Jesus claims this title for Himself. The New Testament records Jesus’ references to this passage in multiple places (Matthew 22:44; Mark 12:35–37; Luke 20:42–43). In each passage, Jesus proves that the Messiah, the Christ, is David’s Lord and the One who will sit at Yahweh’s right hand.
The Lord God Almighty, then, will put all of Jesus’ enemies under Jesus’ feet. Hebrews 1, while establishing Jesus’ superiority over the angels, says, “To which of the angels did God ever say, ‘Sit at my right hand until I make your enemies a footstool for your feet’?” (Hebrews 1:13).
Psalm 110 predicts the victory of Jesus Christ over all His enemies and the glory He will receive. The apostle John caught a glimpse of this victory, and he wrote, “Then I saw heaven standing open, and there before me was a white horse. And its rider is called Faithful and True. With righteousness He judges and wages war. He has eyes like blazing fire, and many royal crowns on His head. . . . He is dressed in a robe dipped in blood, and His name is The Word of God. . . . And from His mouth proceeds a sharp sword with which to strike down the nations, and He will rule them with an iron scepter. He treads the winepress of the fury of the wrath of God the Almighty” (Revelation 19:11–15). Any victory we attain and any glory we share will be the result of our being in Christ.
Since the promise of Psalm 110 is not for us, we must look at how we as believers are to relate to our enemies:
In Luke 6:27–28, Jesus says, “Love your enemies, do good to those who hate you, bless those who curse you, pray for those who mistreat you.”
Romans 12:19 adds, “Do not take revenge, my dear friends, but leave room for God’s wrath, for it is written: ‘It is mine to avenge; I will repay,’ says the Lord.”

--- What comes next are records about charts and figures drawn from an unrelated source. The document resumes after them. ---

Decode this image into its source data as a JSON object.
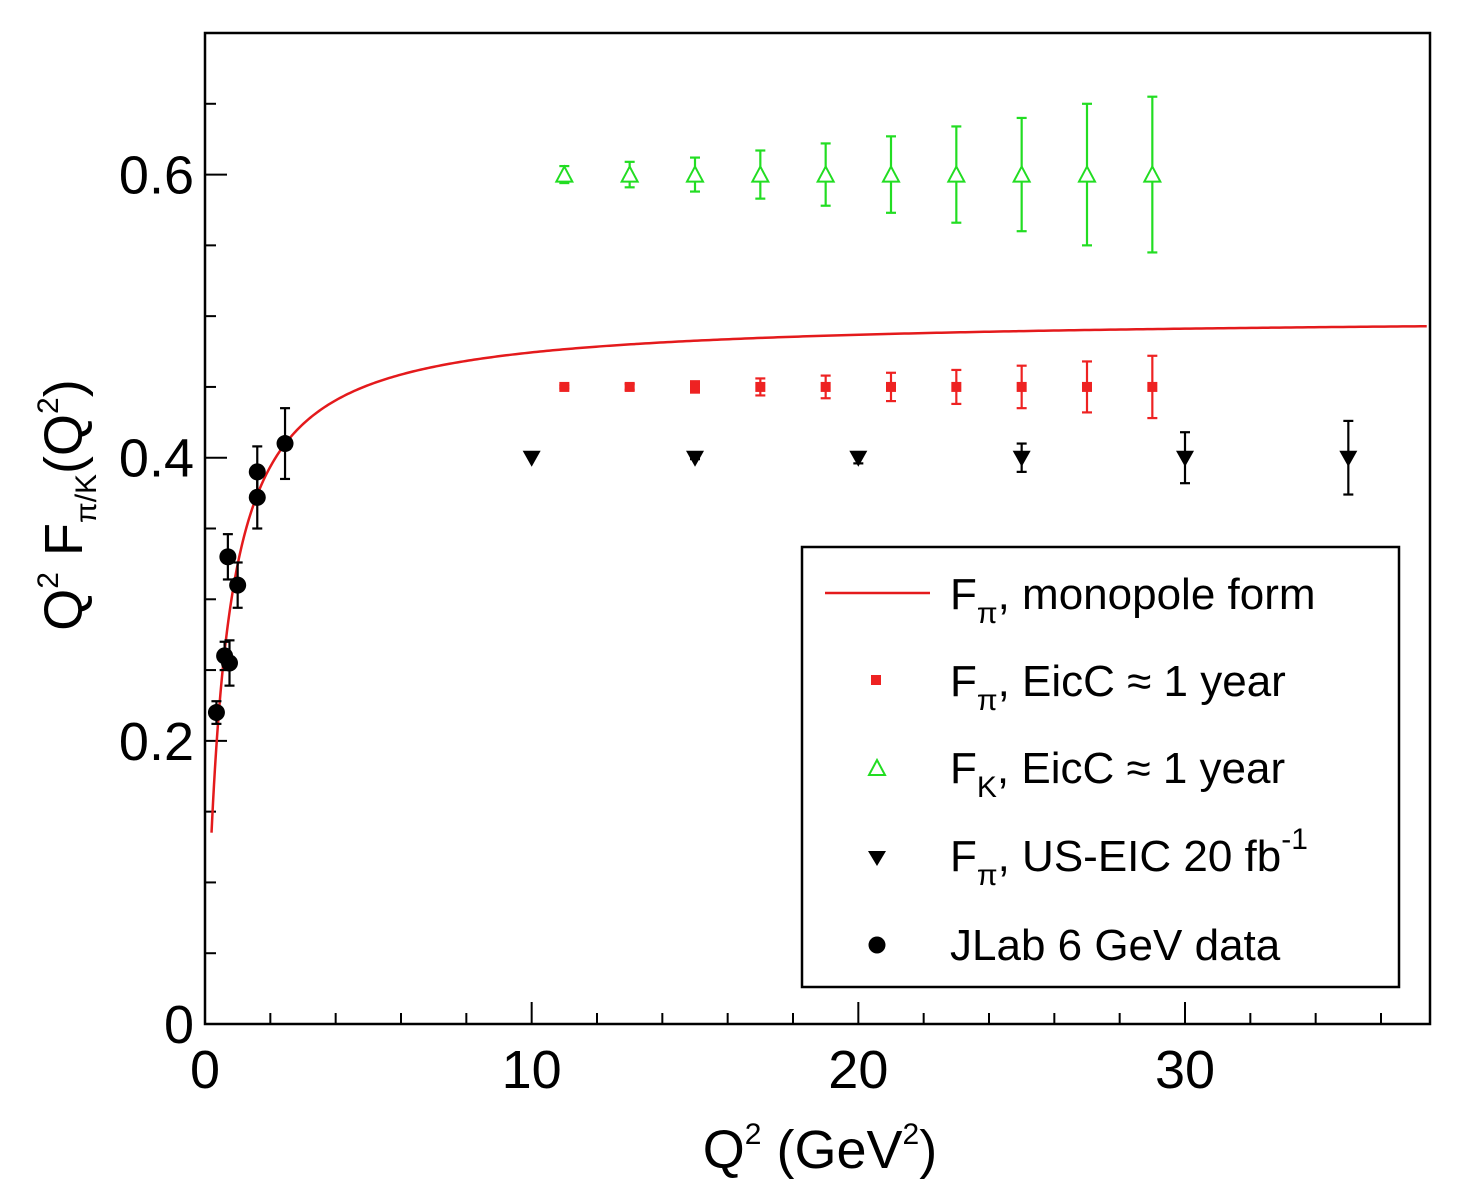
{
  "chart_data": {
    "type": "scatter",
    "title": "",
    "xlabel": {
      "main": "Q",
      "sup": "2",
      "mid": " (GeV",
      "sup2": "2",
      "end": ")"
    },
    "ylabel": {
      "q": "Q",
      "q_sup": "2",
      "f": "F",
      "f_sub": "π/K",
      "open": "(Q",
      "sup": "2",
      "close": ")"
    },
    "xlim": [
      0,
      37.5
    ],
    "ylim": [
      0,
      0.7
    ],
    "x_ticks": [
      0,
      10,
      20,
      30
    ],
    "x_tick_labels": [
      "0",
      "10",
      "20",
      "30"
    ],
    "y_ticks": [
      0,
      0.2,
      0.4,
      0.6
    ],
    "y_tick_labels": [
      "0",
      "0.2",
      "0.4",
      "0.6"
    ],
    "x_minor_step": 2,
    "y_minor_step": 0.05,
    "colors": {
      "curve": "#e41a1c",
      "eicc_pi": "#ee2222",
      "eicc_k": "#22dd22",
      "us_eic": "#000000",
      "jlab": "#000000"
    },
    "curve": {
      "name": "monopole",
      "formula": "Q2/(Q2+0.54)*0.5",
      "x_start": 0.2,
      "x_end": 37.4
    },
    "series": [
      {
        "name": "EicC_pi",
        "marker": "square",
        "x": [
          11,
          13,
          15,
          17,
          19,
          21,
          23,
          25,
          27,
          29
        ],
        "y": [
          0.45,
          0.45,
          0.45,
          0.45,
          0.45,
          0.45,
          0.45,
          0.45,
          0.45,
          0.45
        ],
        "err": [
          0.001,
          0.002,
          0.004,
          0.006,
          0.008,
          0.01,
          0.012,
          0.015,
          0.018,
          0.022
        ]
      },
      {
        "name": "EicC_K",
        "marker": "open-triangle-up",
        "x": [
          11,
          13,
          15,
          17,
          19,
          21,
          23,
          25,
          27,
          29
        ],
        "y": [
          0.6,
          0.6,
          0.6,
          0.6,
          0.6,
          0.6,
          0.6,
          0.6,
          0.6,
          0.6
        ],
        "err": [
          0.006,
          0.009,
          0.012,
          0.017,
          0.022,
          0.027,
          0.034,
          0.04,
          0.05,
          0.055
        ]
      },
      {
        "name": "US_EIC",
        "marker": "filled-triangle-down",
        "x": [
          10,
          15,
          20,
          25,
          30,
          35
        ],
        "y": [
          0.4,
          0.4,
          0.4,
          0.4,
          0.4,
          0.4
        ],
        "err": [
          0.0,
          0.001,
          0.004,
          0.01,
          0.018,
          0.026
        ]
      },
      {
        "name": "JLab",
        "marker": "filled-circle",
        "x": [
          0.35,
          0.6,
          0.75,
          0.7,
          1.0,
          1.6,
          1.6,
          2.45
        ],
        "y": [
          0.22,
          0.26,
          0.255,
          0.33,
          0.31,
          0.372,
          0.39,
          0.41
        ],
        "err": [
          0.008,
          0.01,
          0.016,
          0.016,
          0.016,
          0.022,
          0.018,
          0.025
        ]
      }
    ],
    "legend": {
      "position": "bottom-right",
      "entries": [
        {
          "key": "curve",
          "label": "F",
          "sub": "π",
          "rest": ", monopole form"
        },
        {
          "key": "EicC_pi",
          "label": "F",
          "sub": "π",
          "rest": ", EicC  ≈ 1 year"
        },
        {
          "key": "EicC_K",
          "label": "F",
          "sub": "K",
          "rest": ", EicC  ≈ 1 year"
        },
        {
          "key": "US_EIC",
          "label": "F",
          "sub": "π",
          "rest": ", US-EIC 20 fb",
          "sup": "-1"
        },
        {
          "key": "JLab",
          "label": "JLab 6 GeV data",
          "sub": "",
          "rest": ""
        }
      ]
    }
  }
}
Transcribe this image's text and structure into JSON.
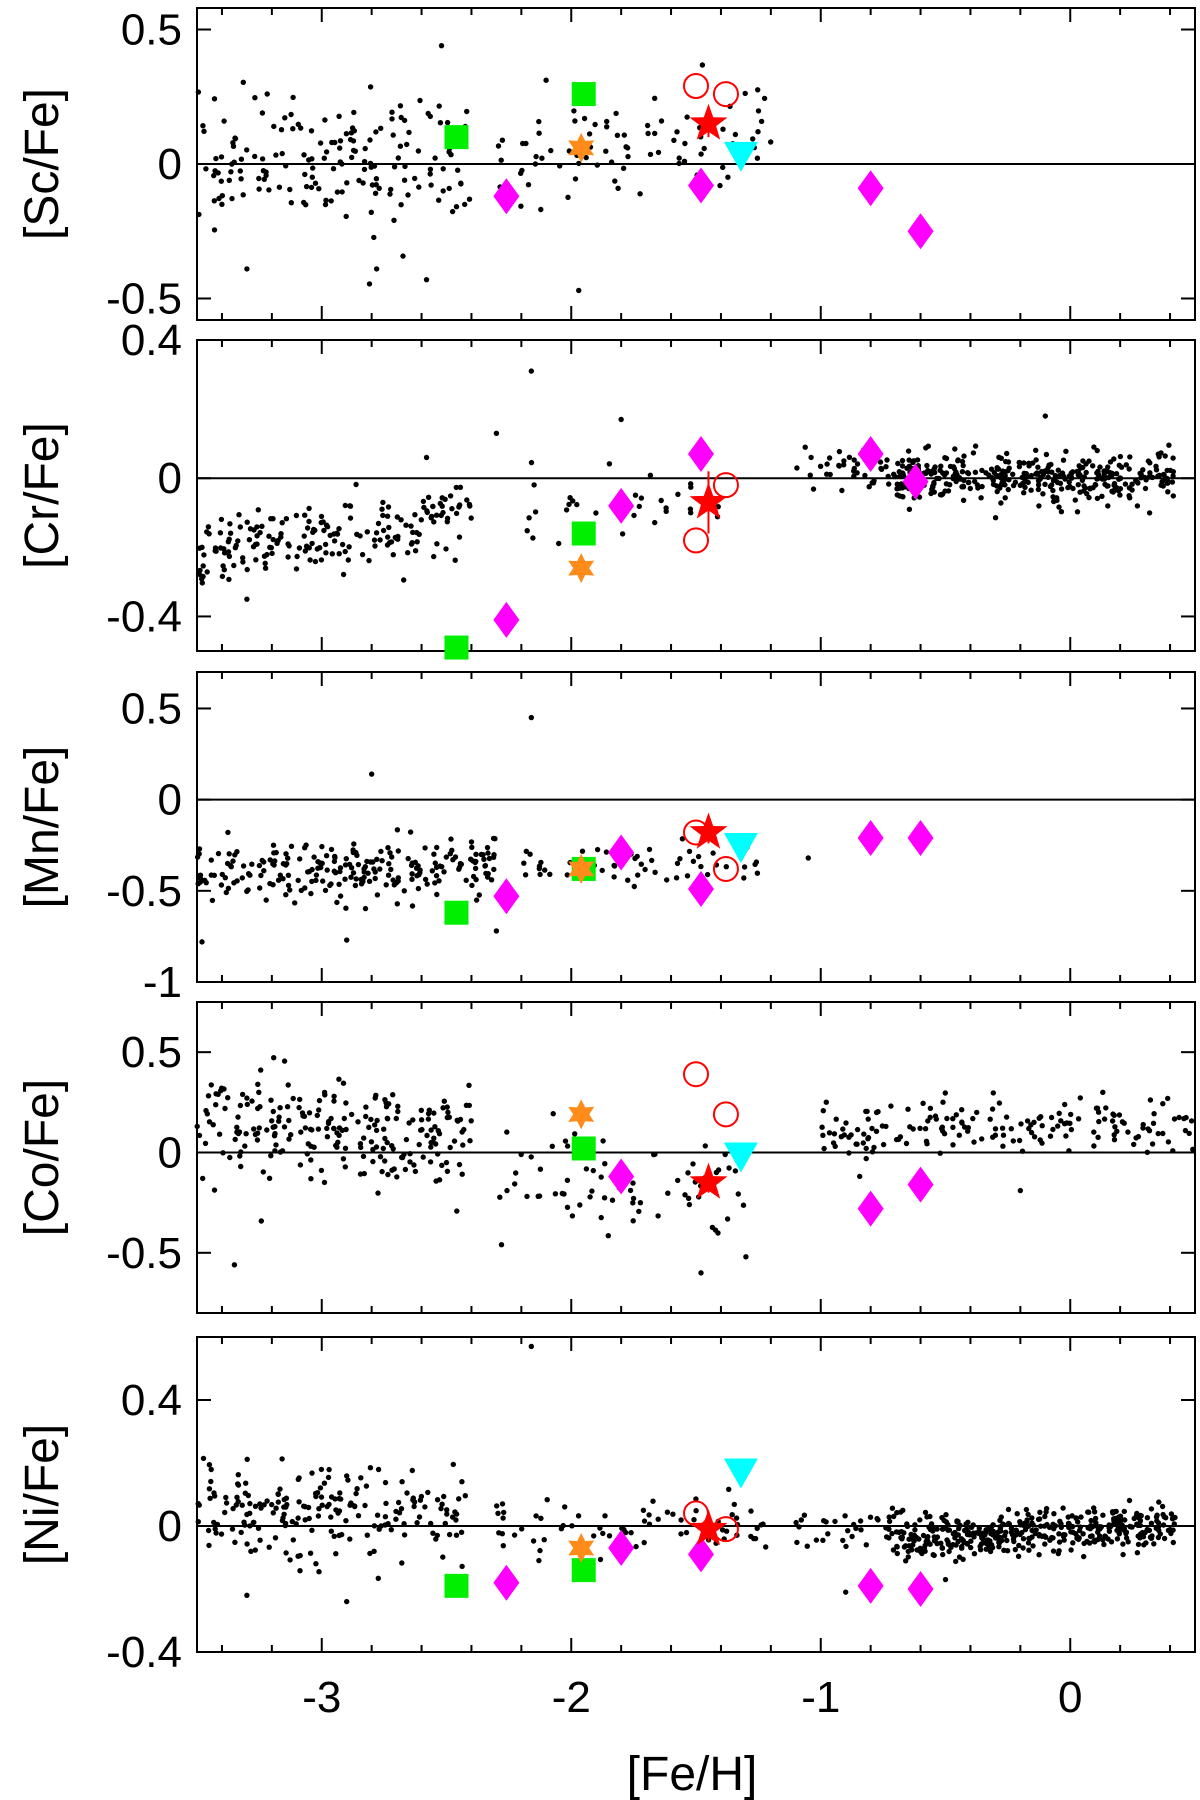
{
  "chart_data": {
    "type": "scatter",
    "xlabel": "[Fe/H]",
    "xlim": [
      -3.5,
      0.5
    ],
    "xticks": [
      -3,
      -2,
      -1,
      0
    ],
    "xtick_labels": [
      "-3",
      "-2",
      "-1",
      "0"
    ],
    "colors": {
      "field": "#000000",
      "program_star": "#ff0000",
      "open_circle": "#ff0000",
      "diamond": "#ff00ff",
      "square": "#00ee00",
      "orange_star": "#ff8c1a",
      "triangle": "#00ffff"
    },
    "panels": [
      {
        "id": "sc",
        "ylabel": "[Sc/Fe]",
        "ylim": [
          -0.58,
          0.58
        ],
        "yticks": [
          -0.5,
          0,
          0.5
        ],
        "ytick_labels": [
          "-0.5",
          "0",
          "0.5"
        ],
        "field": {
          "gen": true,
          "seed": 11,
          "segments": [
            {
              "x": [
                -3.5,
                -2.4
              ],
              "n": 170,
              "mean": 0.0,
              "slope": 0.05,
              "sd": 0.12
            },
            {
              "x": [
                -2.3,
                -1.2
              ],
              "n": 85,
              "mean": 0.07,
              "slope": 0.03,
              "sd": 0.1
            }
          ]
        },
        "outliers": [
          [
            -2.52,
            0.44
          ],
          [
            -1.97,
            -0.47
          ],
          [
            -2.58,
            -0.43
          ],
          [
            -3.3,
            -0.39
          ],
          [
            -2.78,
            -0.39
          ]
        ],
        "program_star": {
          "x": -1.45,
          "y": 0.15,
          "err": 0.05
        },
        "open_circles": [
          [
            -1.5,
            0.29
          ],
          [
            -1.38,
            0.26
          ]
        ],
        "diamonds": [
          [
            -2.26,
            -0.12
          ],
          [
            -1.48,
            -0.08
          ],
          [
            -0.8,
            -0.09
          ],
          [
            -0.6,
            -0.25
          ]
        ],
        "squares": [
          [
            -2.46,
            0.1
          ],
          [
            -1.95,
            0.26
          ]
        ],
        "orange_stars": [
          [
            -1.96,
            0.06
          ]
        ],
        "triangles": [
          [
            -1.32,
            0.03
          ]
        ]
      },
      {
        "id": "cr",
        "ylabel": "[Cr/Fe]",
        "ylim": [
          -0.5,
          0.4
        ],
        "yticks": [
          -0.4,
          0,
          0.4
        ],
        "ytick_labels": [
          "-0.4",
          "0",
          "0.4"
        ],
        "field": {
          "gen": true,
          "seed": 23,
          "segments": [
            {
              "x": [
                -3.5,
                -2.4
              ],
              "n": 200,
              "mean": -0.17,
              "slope": 0.08,
              "sd": 0.05
            },
            {
              "x": [
                -2.2,
                -1.4
              ],
              "n": 35,
              "mean": -0.1,
              "slope": 0.05,
              "sd": 0.06
            },
            {
              "x": [
                -1.1,
                -0.7
              ],
              "n": 40,
              "mean": 0.02,
              "slope": 0.0,
              "sd": 0.03
            },
            {
              "x": [
                -0.7,
                0.42
              ],
              "n": 380,
              "mean": 0.0,
              "slope": 0.0,
              "sd": 0.035
            }
          ]
        },
        "outliers": [
          [
            -2.16,
            0.31
          ],
          [
            -1.8,
            0.17
          ],
          [
            -2.3,
            0.13
          ],
          [
            -2.58,
            0.06
          ],
          [
            -3.3,
            -0.35
          ],
          [
            -0.1,
            0.18
          ]
        ],
        "program_star": {
          "x": -1.45,
          "y": -0.07,
          "err": 0.09
        },
        "open_circles": [
          [
            -1.5,
            -0.18
          ],
          [
            -1.38,
            -0.02
          ]
        ],
        "diamonds": [
          [
            -2.26,
            -0.41
          ],
          [
            -1.8,
            -0.08
          ],
          [
            -1.48,
            0.07
          ],
          [
            -0.8,
            0.07
          ],
          [
            -0.62,
            -0.01
          ]
        ],
        "squares": [
          [
            -2.46,
            -0.49
          ],
          [
            -1.95,
            -0.16
          ]
        ],
        "orange_stars": [
          [
            -1.96,
            -0.26
          ]
        ],
        "triangles": []
      },
      {
        "id": "mn",
        "ylabel": "[Mn/Fe]",
        "ylim": [
          -1.0,
          0.7
        ],
        "yticks": [
          -1,
          -0.5,
          0,
          0.5
        ],
        "ytick_labels": [
          "-1",
          "-0.5",
          "0",
          "0.5"
        ],
        "field": {
          "gen": true,
          "seed": 37,
          "segments": [
            {
              "x": [
                -3.5,
                -2.3
              ],
              "n": 230,
              "mean": -0.38,
              "slope": 0.05,
              "sd": 0.08
            },
            {
              "x": [
                -2.2,
                -1.25
              ],
              "n": 55,
              "mean": -0.36,
              "slope": 0.0,
              "sd": 0.06
            }
          ]
        },
        "outliers": [
          [
            -2.16,
            0.45
          ],
          [
            -2.8,
            0.14
          ],
          [
            -3.48,
            -0.78
          ],
          [
            -2.9,
            -0.77
          ],
          [
            -1.05,
            -0.32
          ],
          [
            -2.3,
            -0.72
          ]
        ],
        "program_star": {
          "x": -1.45,
          "y": -0.18,
          "err": 0.06
        },
        "open_circles": [
          [
            -1.5,
            -0.18
          ],
          [
            -1.38,
            -0.38
          ]
        ],
        "diamonds": [
          [
            -2.26,
            -0.53
          ],
          [
            -1.8,
            -0.29
          ],
          [
            -1.48,
            -0.49
          ],
          [
            -0.8,
            -0.21
          ],
          [
            -0.6,
            -0.21
          ]
        ],
        "squares": [
          [
            -2.46,
            -0.62
          ],
          [
            -1.95,
            -0.38
          ]
        ],
        "orange_stars": [
          [
            -1.96,
            -0.38
          ]
        ],
        "triangles": [
          [
            -1.32,
            -0.26
          ]
        ]
      },
      {
        "id": "co",
        "ylabel": "[Co/Fe]",
        "ylim": [
          -0.8,
          0.75
        ],
        "yticks": [
          -0.5,
          0,
          0.5
        ],
        "ytick_labels": [
          "-0.5",
          "0",
          "0.5"
        ],
        "field": {
          "gen": true,
          "seed": 41,
          "segments": [
            {
              "x": [
                -3.5,
                -2.4
              ],
              "n": 230,
              "mean": 0.1,
              "slope": -0.12,
              "sd": 0.13
            },
            {
              "x": [
                -2.3,
                -1.3
              ],
              "n": 75,
              "mean": -0.15,
              "slope": -0.05,
              "sd": 0.14
            },
            {
              "x": [
                -1.0,
                0.5
              ],
              "n": 170,
              "mean": 0.14,
              "slope": 0.02,
              "sd": 0.08
            }
          ]
        },
        "outliers": [
          [
            -3.35,
            -0.56
          ],
          [
            -1.3,
            -0.52
          ],
          [
            -1.48,
            -0.6
          ],
          [
            -0.2,
            -0.19
          ]
        ],
        "program_star": {
          "x": -1.45,
          "y": -0.15,
          "err": 0.05
        },
        "open_circles": [
          [
            -1.5,
            0.39
          ],
          [
            -1.38,
            0.19
          ]
        ],
        "diamonds": [
          [
            -1.8,
            -0.12
          ],
          [
            -0.8,
            -0.28
          ],
          [
            -0.6,
            -0.16
          ]
        ],
        "squares": [
          [
            -1.95,
            0.02
          ]
        ],
        "orange_stars": [
          [
            -1.96,
            0.19
          ]
        ],
        "triangles": [
          [
            -1.32,
            -0.02
          ]
        ]
      },
      {
        "id": "ni",
        "ylabel": "[Ni/Fe]",
        "ylim": [
          -0.4,
          0.6
        ],
        "yticks": [
          -0.4,
          0,
          0.4
        ],
        "ytick_labels": [
          "-0.4",
          "0",
          "0.4"
        ],
        "field": {
          "gen": true,
          "seed": 53,
          "segments": [
            {
              "x": [
                -3.5,
                -2.4
              ],
              "n": 200,
              "mean": 0.04,
              "slope": -0.03,
              "sd": 0.07
            },
            {
              "x": [
                -2.3,
                -1.2
              ],
              "n": 70,
              "mean": 0.0,
              "slope": 0.0,
              "sd": 0.05
            },
            {
              "x": [
                -1.1,
                -0.7
              ],
              "n": 35,
              "mean": -0.01,
              "slope": 0.0,
              "sd": 0.04
            },
            {
              "x": [
                -0.7,
                0.42
              ],
              "n": 420,
              "mean": -0.02,
              "slope": 0.04,
              "sd": 0.035
            }
          ]
        },
        "outliers": [
          [
            -2.16,
            0.57
          ],
          [
            -3.3,
            -0.22
          ],
          [
            -2.9,
            -0.24
          ],
          [
            -0.9,
            -0.21
          ],
          [
            -0.5,
            -0.17
          ]
        ],
        "program_star": {
          "x": -1.45,
          "y": -0.01,
          "err": 0.04
        },
        "open_circles": [
          [
            -1.5,
            0.04
          ],
          [
            -1.38,
            -0.01
          ]
        ],
        "diamonds": [
          [
            -2.26,
            -0.18
          ],
          [
            -1.8,
            -0.07
          ],
          [
            -1.48,
            -0.09
          ],
          [
            -0.8,
            -0.19
          ],
          [
            -0.6,
            -0.2
          ]
        ],
        "squares": [
          [
            -2.46,
            -0.19
          ],
          [
            -1.95,
            -0.14
          ]
        ],
        "orange_stars": [
          [
            -1.96,
            -0.07
          ]
        ],
        "triangles": [
          [
            -1.32,
            0.17
          ]
        ]
      }
    ]
  }
}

We are promised to overcome, by faith (1 John 5:4). The punishment of our enemies will come in God’s time and in God’s way. Anyone who sins is ultimately sinning against God, and the enemies of God will be placed under the feet of Jesus.
The sons of Korah knew where their victory came from:
“You are my King and my God,
who decrees victories for Jacob.
Through you we push back our enemies;
through your name we trample our foes.
I put no trust in my bow,
my sword does not bring me victory;
but you give us victory over our enemies,
you put our adversaries to shame.
In God we make our boast all day long,
and we will praise your name forever” (Psalm 44:4–6).